I lowered my head. Damn princesses...


So, technically, yes, I'm working for a princess again, and yes, my quiet life ended the afternoon Cadance stepped into my shop more than a decade ago now. But I haven't actually spoken to any princess since that night in the nursery when I raised my head, locked eyes with that adorable little monster, and said, "You'll never know we're there, Your Highness."

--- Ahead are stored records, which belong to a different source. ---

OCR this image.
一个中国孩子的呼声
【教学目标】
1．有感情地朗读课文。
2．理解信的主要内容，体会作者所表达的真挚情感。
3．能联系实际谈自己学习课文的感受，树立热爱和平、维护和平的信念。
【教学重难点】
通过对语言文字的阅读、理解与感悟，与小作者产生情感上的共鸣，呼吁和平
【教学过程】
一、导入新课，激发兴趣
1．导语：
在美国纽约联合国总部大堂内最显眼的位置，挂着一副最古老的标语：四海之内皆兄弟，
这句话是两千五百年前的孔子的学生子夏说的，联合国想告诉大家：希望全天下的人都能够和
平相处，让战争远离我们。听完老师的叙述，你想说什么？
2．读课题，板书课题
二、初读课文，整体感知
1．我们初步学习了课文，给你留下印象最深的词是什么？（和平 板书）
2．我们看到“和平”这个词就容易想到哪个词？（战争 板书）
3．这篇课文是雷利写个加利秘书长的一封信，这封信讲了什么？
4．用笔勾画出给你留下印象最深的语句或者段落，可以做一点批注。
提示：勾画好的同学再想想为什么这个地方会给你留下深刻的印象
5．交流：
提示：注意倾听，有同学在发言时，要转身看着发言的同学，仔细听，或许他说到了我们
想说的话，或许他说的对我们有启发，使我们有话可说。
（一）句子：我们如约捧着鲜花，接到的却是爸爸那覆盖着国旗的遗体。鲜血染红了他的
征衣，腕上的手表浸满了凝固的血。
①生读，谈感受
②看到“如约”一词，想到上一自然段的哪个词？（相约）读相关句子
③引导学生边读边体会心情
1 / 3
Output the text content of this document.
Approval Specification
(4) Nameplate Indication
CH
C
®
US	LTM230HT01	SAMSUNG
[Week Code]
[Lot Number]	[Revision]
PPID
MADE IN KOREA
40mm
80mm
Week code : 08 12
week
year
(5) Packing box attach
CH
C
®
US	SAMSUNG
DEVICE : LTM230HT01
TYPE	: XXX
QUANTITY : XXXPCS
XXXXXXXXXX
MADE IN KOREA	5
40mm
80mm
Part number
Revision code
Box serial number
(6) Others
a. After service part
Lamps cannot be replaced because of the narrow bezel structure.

She nodded, her horn flared, and I found myself back outside in the shallow hills north of the castle. A week later, Twilight had moved up to Canterlot, and a week after that, Starlight Glimmer came trotting into the shop, an envelope floating in front of her confused face. "Excuse me, Bon-Bon," she said, setting the envelope on top of the display counter. "I was just organizing the papers that signed Twilight's castle over to the School of Friendship when I found this." Her magic opened the envelope and unfolded an official-looking document. "You have a rental agreement for the entire basement?"

It was news to me, but I only let myself blink once. "Yes," I told her as steadily as I could. "I'm starting a school of my own, you see."

She's been quite the understanding landlady, and of course there's never been any trouble about the rent that I assume she gets from somewhere every month. My only concern? The operatives I've trained—griffons, diamond dogs, changelings, ponies, even a few dragons—and the techniques they take with them once they've graduated.

Candy making skills, of course: it's the perfect cover story, after all, and it allows them to spread a little joy when they go out into the world. But they have other skills they've mastered, skills they've never so far had to use and, Harmony willing, they'll never need to use.

So, all right, yes, my life didn't end that day. It changed, certainly, and maybe for the better, though if anypony but me ever said that in my hearing, I might have to introduce their heads repeatedly to the side of my hoof. Still, I've done my best to get Equestria ready for something that shouldn't ever happen, and I've gotten to know some wonderful creatures in the process.

And sometimes, just sometimes, I catch myself thinking that things might just turn out all right.